Many landlords won't have people on benefits, so the claimants have it put into their own bank account and transfer it themselves.
Er, if your landlord won't accept benefits claimants then it doesn't matter if the money goes in to your account or not, they will not rent to you.
Tequilashotfor1
Why the face? The point is that if you earn £40K then yes you earn £40K, but if you were forced to hand over £20K then your actual income would be £20K. But because you are earning that money you have the choice to rent somewhere at £20K, ren somewhere cheaper or buy a property. If your salary goes up then you will have more money in the bank, if you are on benefits and your salary goes up you have exactly the same, sometimes less money in your bank.

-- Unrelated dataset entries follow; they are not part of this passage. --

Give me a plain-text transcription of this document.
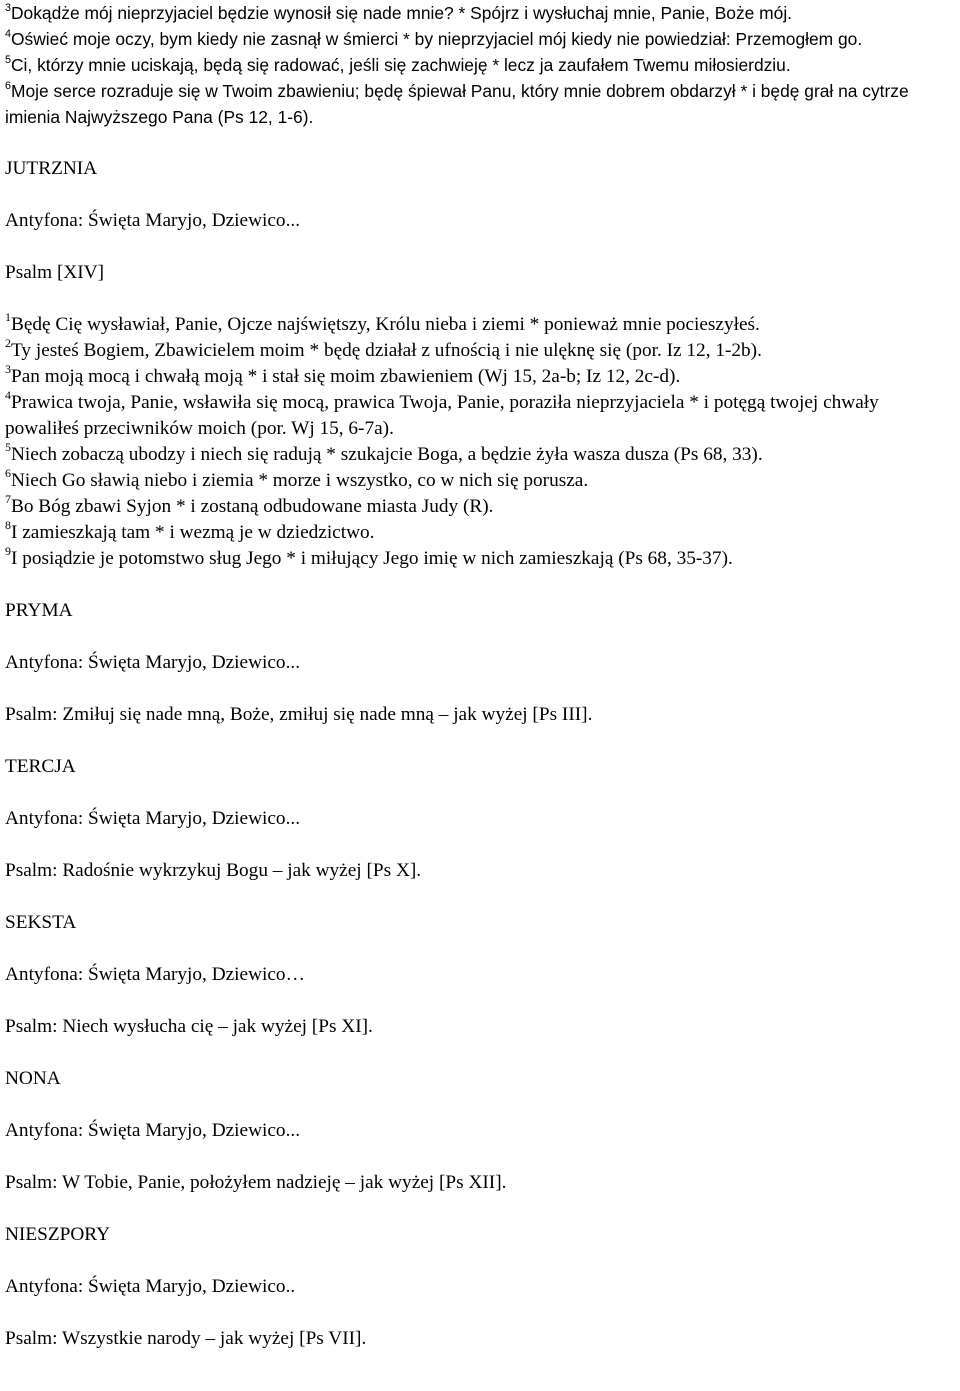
$^3$Dokądże mój nieprzyjaciel będzie wynosił się nade mnie? * Spójrz i wysłuchaj mnie, Panie, Boże mój.

$^4$Oświeć moje oczy, bym kiedy nie zasnął w śmierci * by nieprzyjaciel mój kiedy nie powiedział: Przemogłem go.

$^5$Ci, którzy mnie uciskają, będą się radować, jeśli się zachwieję * lecz ja zaufałem Twemu miłosierdziu.

$^6$Moje serce rozraduje się w Twoim zbawieniu; będę śpiewał Panu, który mnie dobrem obdarzył * i będę grał na cytrze imienia Najwyższego Pana (Ps 12, 1-6).

JUTRZNIA

Antyfona: Święta Maryjo, Dziewico...

Psalm [XIV]

$^1$Będę Cię wysławiał, Panie, Ojcze najświętszy, Królu nieba i ziemi * ponieważ mnie pocieszyłeś.

$^2$Ty jesteś Bogiem, Zbawicielem moim * będę działał z ufnością i nie ulęknę się (por. Iz 12, 1-2b).

$^3$Pan moją mocą i chwałą moją * i stał się moim zbawieniem (Wj 15, 2a-b; Iz 12, 2c-d).

$^4$Prawica twoja, Panie, wsławiła się mocą, prawica Twoja, Panie, poraziła nieprzyjaciela * i potęgą twojej chwały powaliłeś przeciwników moich (por. Wj 15, 6-7a).

$^5$Niech zobaczą ubodzy i niech się radują * szukajcie Boga, a będzie żyła wasza dusza (Ps 68, 33).

$^6$Niech Go sławią niebo i ziemia * morze i wszystko, co w nich się porusza.

$^7$Bo Bóg zbawi Syjon * i zostaną odbudowane miasta Judy (R).

$^8$I zamieszkają tam * i wezmą je w dziedzictwo.

$^9$I posiądzie je potomstwo sług Jego * i miłujący Jego imię w nich zamieszkają (Ps 68, 35-37).

PRYMA

Antyfona: Święta Maryjo, Dziewico...

Psalm: Zmiłuj się nade mną, Boże, zmiłuj się nade mną – jak wyżej [Ps III].

TERCJA

Antyfona: Święta Maryjo, Dziewico...

Psalm: Radośnie wykrzykuj Bogu – jak wyżej [Ps X].

SEKSTA

Antyfona: Święta Maryjo, Dziewico…

Psalm: Niech wysłucha cię – jak wyżej [Ps XI].

NONA

Antyfona: Święta Maryjo, Dziewico...

Psalm: W Tobie, Panie, położyłem nadzieję – jak wyżej [Ps XII].

NIESZPORY

Antyfona: Święta Maryjo, Dziewico..

Psalm: Wszystkie narody – jak wyżej [Ps VII].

£23,000 from a part time job sounds a good wage to me. I work part-time and earn nothing like that. I really wish I did!
It is 'per claim' so it is for a family, say both parents are earning minimum wage and both work 30 hours a week (which is part time) then their pre tax/pre benefit salary is £20280, the benefits they may receive would be working tax credit - you can only get that if you are working, child tax credit, which you can only get if you have children and partial housing benefit. At the moment they can get some help with child care, if they have children, under the cap they won't. Do you really think they would both be able to work without any childcare? Obviously it depends on whether they have children and their ages.
No single person gets anything like £23K.